The reality of the labor market shows once again that it was largely made by men for men. Here, too, it becomes clear how far-reaching the debate about men making decisions about women’s bodies actually is. The U.S. Supreme Court’s overturned landmark abortion ruling, Roe v. Wade, is just the tip of the iceberg. If we reject a menstrual leave with reference to the fact that women would have to experience new discrimination when they are hired, we will go in circles. In the end, it would again be men in positions of power who decide how to deal with the female body.

Equality and equality are not synonyms

There are two ways to reconcile period complaints and the world of work. Either you continue as before and act as if the complaints do not exist. Or the world of work meets the reality of female life, although a menstrual vacation would be a step in the right direction.
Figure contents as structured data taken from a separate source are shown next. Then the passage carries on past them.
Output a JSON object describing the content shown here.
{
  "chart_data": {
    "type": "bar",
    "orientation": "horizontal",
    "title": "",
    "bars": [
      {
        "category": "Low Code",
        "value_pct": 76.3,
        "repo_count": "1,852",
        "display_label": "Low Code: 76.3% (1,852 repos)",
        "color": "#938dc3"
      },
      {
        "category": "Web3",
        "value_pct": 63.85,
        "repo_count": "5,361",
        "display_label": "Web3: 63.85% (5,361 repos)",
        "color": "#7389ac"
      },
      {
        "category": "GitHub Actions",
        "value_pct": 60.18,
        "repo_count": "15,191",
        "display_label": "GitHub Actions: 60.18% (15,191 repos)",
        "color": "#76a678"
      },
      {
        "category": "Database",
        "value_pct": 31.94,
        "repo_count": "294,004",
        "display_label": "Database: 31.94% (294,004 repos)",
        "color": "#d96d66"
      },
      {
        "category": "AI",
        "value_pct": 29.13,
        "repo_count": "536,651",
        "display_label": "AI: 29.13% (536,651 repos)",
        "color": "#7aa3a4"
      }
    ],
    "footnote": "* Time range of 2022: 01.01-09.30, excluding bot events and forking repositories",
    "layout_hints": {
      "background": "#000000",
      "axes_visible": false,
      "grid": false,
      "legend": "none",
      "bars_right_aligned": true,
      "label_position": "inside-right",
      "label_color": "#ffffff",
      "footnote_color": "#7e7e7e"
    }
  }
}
Female and male bodies have different requirements. Women have a menstrual cycle to give birth to children. Anyone who claims that a day off because of menstrual cramps makes women look weak is holding that the female reproductive system is inherently a weakness and is still applying male standards. However, equality does not mean an adjustment of the female to the male norm, but the establishment of conditions that are adapted to the requirements of everyone. Mentioning period pain as a reason for being away from work shouldn’t be associated with shame and fear. Statutory menstrual leave can pave the way for this.

In addition, politics would show that taboos surrounding the period are a thing of the past – and that it is time to further explore the once fabled period. Incidentally, Béla Schick’s theory was refuted in 1958. After all, for 64 years, Western medicine has agreed: menstrual blood does not wither flowers.